David J. Mack Jr. turned 85 on Tuesday, and most folks would consider it a wonderful Christmas gift to look half as good at any age.
Mack has spent all of his many years in Charleston, most of them as an educator. He was the first black area superintendent of schools in the city, the first black principal at Rivers High School and a pioneer in adult education.
Before all that, and following a tour of duty in Korea, he was a teacher and administrator in the district for 20 years. And he married a teacher. (State Rep. David J. Mack III is their son).
Bottom line, Mack knows something about schooling.
And frankly, he says, we are doing a lot of things wrong these days.
Amen to that.
Mack was never afraid to express his opinions when he was an education leader, but now he's retired - and that is a blessedly freeing thing.
School officials would do well to listen to him because David J. Mack Jr. is living proof that the younger generation could learn something from their elders.
Too many tests
Mack says today's kids are getting a good basic education.
Emphasis on basic.
They get the basics because that's what's on all those standardized tests that schools spend an inordinate amount of time preparing for these days. School officials may not like it, but those are their marching orders. They drill this information into young minds, make students memorize it, then test them on it.
And most kids soon forget it.
"The thing that's missing today is critical thinking," Mack says. "They are not getting that."
Students are not being challenged enough. The basics don't cut it in today's world, they will not prepare anyone for the highly technical jobs out there today.
"You can teach them chopsticks, but if they learn chopsticks that doesn't mean they can go to college and play the Warsaw Concerto," he says.
Mack says if you challenge students, make them think for themselves, the basics will take care of themselves.
He's absolutely right. He knows because he lived it.
But those standardized tests, which measure school districts against one another, might suffer as a result of such old-school thinking. Not everyone learns the same, or at the same rate. Standardization does not take that into account.
It's not fair to students, but that's the way it is.
Today, school boards don't want to take that chance. If the district's test scores fall, it looks like school officials aren't doing their jobs, and it hurts them at the polls.
So, as usual, everything comes down to politics.

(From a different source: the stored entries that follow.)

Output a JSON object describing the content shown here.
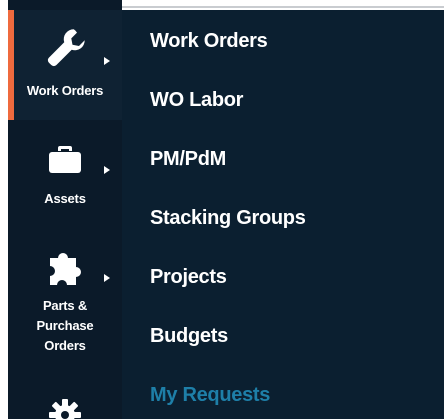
{
  "sidebar": {
    "accent_color": "#ef6a3e",
    "items": [
      {
        "label": "Work Orders",
        "icon": "wrench-icon",
        "active": true
      },
      {
        "label": "Assets",
        "icon": "briefcase-icon",
        "active": false
      },
      {
        "label": "Parts &\nPurchase\nOrders",
        "icon": "puzzle-icon",
        "active": false
      },
      {
        "label": "",
        "icon": "gear-icon",
        "active": false
      }
    ]
  },
  "submenu": {
    "items": [
      {
        "label": "Work Orders"
      },
      {
        "label": "WO Labor"
      },
      {
        "label": "PM/PdM"
      },
      {
        "label": "Stacking Groups"
      },
      {
        "label": "Projects"
      },
      {
        "label": "Budgets"
      },
      {
        "label": "My Requests",
        "color": "#1e7fa8"
      }
    ]
  }
}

And, take it from the Greatest Generation, all this is hurting the next generation.
If you think that's controversial, you haven't heard anything.
Mack says there's too much mingling of the education and justice systems. Police never came to his schools unless he called them because back then children were kept in line much better.
If he ever called the cops, the student knew he'd messed up bad. Today, kids barely know how to interact with adults. In Mack's day, teachers corrected kids who were wrong, who spoke incorrectly. They prepared them for life - something far too many people avoid these days.
And Mack did all this during the turbulent times when South Carolina was still struggling with integration.
So how did they do this? Well, they knew all the kids, learned which ones needed extra help. School personnel knew the kids' parents, their ministers, the leaders of their community. Teachers today barely have that luxury. They're too busy making kids study for standardized tests, which, as Mack notes, really don't tell you much of anything.
Mack has learned all this through nearly 40 years in public education. And he's offered this advice to today's school leaders repeatedly.
Unfortunately, no one has done much about it so far. It's probably because they fear that, if they upset the apple cart, they might get involuntarily retired by voters.
That's too bad, because even educators could learn a lot from David J. Mack Jr.